Ясно, что не сам по себе "американизм" ранних вещей смущал Довлатова в зрелые годы. Смущало то, что он -- вопреки всякой логике -- способствовал превращению автора в среднестатистического литературного профессионала. Но общий дух той же самой литературы и уводил от этого превращения.

Следы американских веяний сохранились и в более поздних вещах Довлатова, например, в "Филиале". Эта последняя из написанных Довлатовым повестей завершается пассажем столь же эффектным, сколь и знакомым: "Закурив, я вышел из гостиницы под дождь". Всякий, читавший Хемингуэя, сразу -- и не без оснований -- вспомнит финал романа "Прощай, оружие!"; "Немного погодя я вышел и спустился по лестнице и пошел к себе в отель под дождем".

Тотальное, но несколько романтическое, одиночество как итог лирических упований продолжало будоражить довлатовское сердце.

И все же, как пишет о Довлатове Иосиф Бродский:

"Не следует думать, будто он стремился стать американским писателем, что был "подвержен влияниям", что нашел в Америке себя и свое место.
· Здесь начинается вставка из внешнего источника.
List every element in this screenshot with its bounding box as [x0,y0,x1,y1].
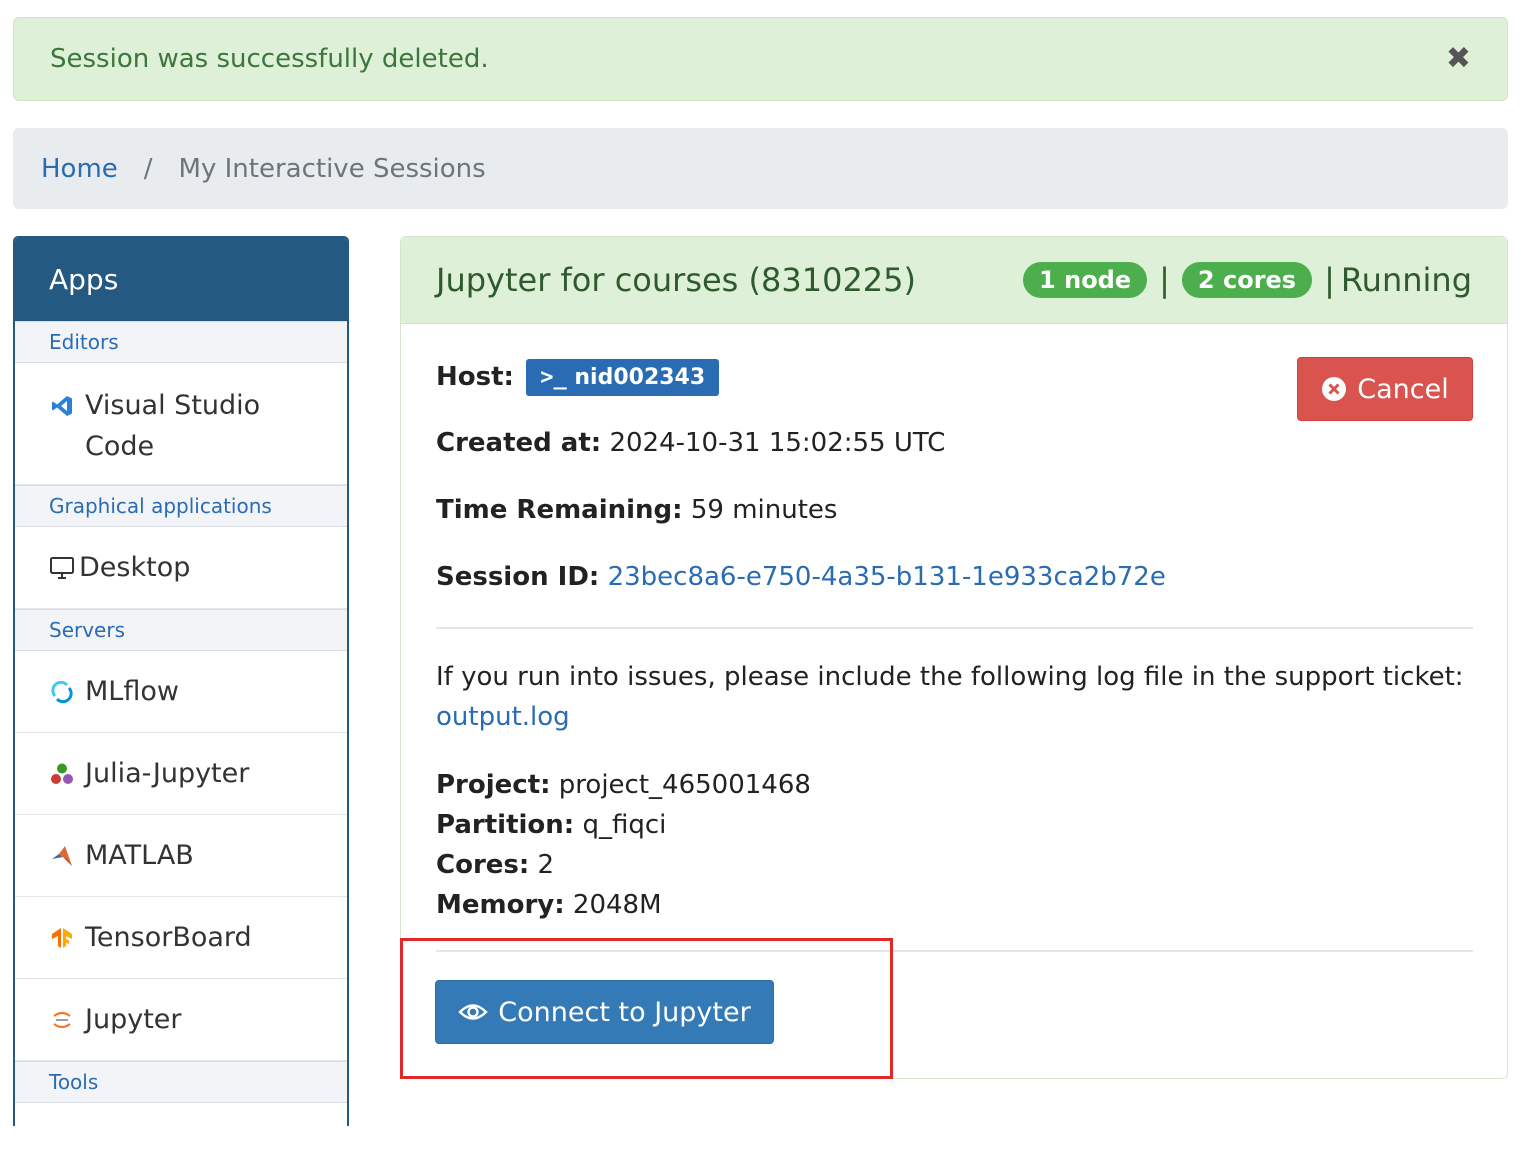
cancel-button[interactable]: Cancel [1297,357,1473,421]
julia-icon [49,761,75,787]
sidebar-item-matlab[interactable]: MATLAB [15,815,347,897]
log-file-link[interactable]: output.log [436,702,570,732]
sidebar-item-vscode[interactable]: Visual Studio Code [15,363,347,485]
sidebar-item-tensorboard[interactable]: TensorBoard [15,897,347,979]
session-id-row: Session ID: 23bec8a6-e750-4a35-b131-1e93… [436,562,1166,592]
cores-value: 2 [537,850,555,880]
support-text: If you run into issues, please include t… [436,662,1464,692]
sidebar-category-servers: Servers [15,609,347,651]
host-row: Host: >_ nid002343 [436,359,720,396]
mlflow-icon [49,679,75,705]
sidebar-category-graphical: Graphical applications [15,485,347,527]
remaining-label: Time Remaining: [436,495,683,525]
sidebar-item-desktop[interactable]: Desktop [15,527,347,609]
sidebar-category-editors: Editors [15,321,347,363]
highlight-box [400,938,893,1079]
status-separator: | [1324,261,1335,299]
memory-label: Memory: [436,890,565,920]
created-row: Created at: 2024-10-31 15:02:55 UTC [436,428,945,458]
success-alert: Session was successfully deleted. ✖ [13,17,1508,101]
host-badge[interactable]: >_ nid002343 [526,359,720,396]
vscode-icon [49,393,75,419]
project-row: Project: project_465001468 [436,765,811,805]
memory-value: 2048M [572,890,662,920]
sidebar-item-mlflow[interactable]: MLflow [15,651,347,733]
sidebar-category-tools: Tools [15,1061,347,1103]
host-label: Host: [436,362,514,392]
terminal-icon: >_ [540,365,567,390]
status-separator: | [1159,261,1170,299]
sidebar-item-julia-jupyter[interactable]: Julia-Jupyter [15,733,347,815]
job-details: Project: project_465001468 Partition: q_… [436,765,811,925]
partition-row: Partition: q_fiqci [436,805,811,845]
matlab-icon [49,843,75,869]
created-value: 2024-10-31 15:02:55 UTC [609,428,946,458]
sidebar-item-label: Visual Studio Code [85,390,261,462]
session-panel-heading: Jupyter for courses (8310225) 1 node | 2… [401,237,1507,324]
session-id-link[interactable]: 23bec8a6-e750-4a35-b131-1e933ca2b72e [608,562,1166,592]
close-icon[interactable]: ✖ [1446,44,1471,74]
jupyter-icon [49,1007,75,1033]
sidebar-item-jupyter[interactable]: Jupyter [15,979,347,1061]
monitor-icon [49,555,75,581]
sidebar-item-label: Jupyter [85,1004,182,1035]
partition-value: q_fiqci [582,810,667,840]
cores-row: Cores: 2 [436,845,811,885]
divider [436,627,1473,629]
breadcrumb-current: My Interactive Sessions [178,153,486,184]
sidebar-title: Apps [15,238,347,321]
support-note: If you run into issues, please include t… [436,657,1476,737]
session-id-label: Session ID: [436,562,600,592]
session-title: Jupyter for courses (8310225) [436,261,916,299]
remaining-row: Time Remaining: 59 minutes [436,495,837,525]
breadcrumb-separator: / [143,153,153,184]
remaining-value: 59 minutes [690,495,838,525]
cancel-label: Cancel [1357,373,1449,405]
alert-message: Session was successfully deleted. [50,44,489,74]
partition-label: Partition: [436,810,575,840]
host-name: nid002343 [574,365,706,390]
created-label: Created at: [436,428,602,458]
sidebar-item-label: Desktop [79,552,191,583]
sidebar-item-label: MATLAB [85,840,194,871]
project-value: project_465001468 [558,770,811,800]
session-state: Running [1340,261,1472,299]
nodes-badge: 1 node [1023,262,1148,298]
sidebar-item-label: MLflow [85,676,179,707]
cores-label: Cores: [436,850,530,880]
memory-row: Memory: 2048M [436,885,811,925]
sidebar-item-label: TensorBoard [85,922,252,953]
breadcrumb-home-link[interactable]: Home [41,154,118,184]
times-circle-icon [1322,377,1347,401]
sidebar-item-label: Julia-Jupyter [85,758,250,789]
tensorflow-icon [49,925,75,951]
breadcrumb: Home / My Interactive Sessions [13,128,1508,209]
project-label: Project: [436,770,551,800]
apps-sidebar: Apps Editors Visual Studio Code Graphica… [13,236,349,1126]
cores-badge: 2 cores [1181,262,1313,298]
session-status: 1 node | 2 cores | Running [1017,261,1472,299]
Это было далеко не так, и дело тут совсем в другом. Дело в том, что Сережа принадлежал к поколению, которое восприняло идею индивидуализма и принцип автономности человеческого существования более всерьез, чем это было сделано кем-либо и где-либо. Я говорю об этом со знанием дела, ибо имею честь -великую и грустную честь -- к этому поколению принадлежать. Нигде идея эта не была выражена более полно и внятно, чем в литературе американской, начиная с Мелвилла и Уитмена и кончая Фолкнером и Фростом, Кто хочет, может к этому добавить еще и американский кинематограф". То есть американская литература давала нашему молодому поколению в шестидесятые годы то, что оно вовсю уже переживало дома.

В Нью-Йорке оказалось, что эталоном прозы До-влатову служат "Повести Белкина", "Хаджи Мурат", рассказы Чехова. Понадобилась эмиграция, чтобы убедиться в корректности собственного предчувствия;

"...похожим быть хочется только на Чехова".

Эта фраза из довлатовских "Записных книжек" очень существенна. Метод поисков художественной правды у Довлатова специфически чеховский. "Если хочешь стать оптимистом и понять жизнь, то перестань верить тому, что говорят и пишут, а наблюдай сам и вникай". Это уже из "Записной книжки" Чехова -- суждение, необходимое для понимания того, что делал Довлатов и как жил.

Интересовало Довлатова в первую очередь разнообразие самых простых ситуаций и самых простых людей. Характерно в этом отношении его представление о гении: "бессмертный вариант простого человека". Вслед за Чеховым он мог бы сказать: "Черт бы побрал всех великих мира сего со всей их великой философией!"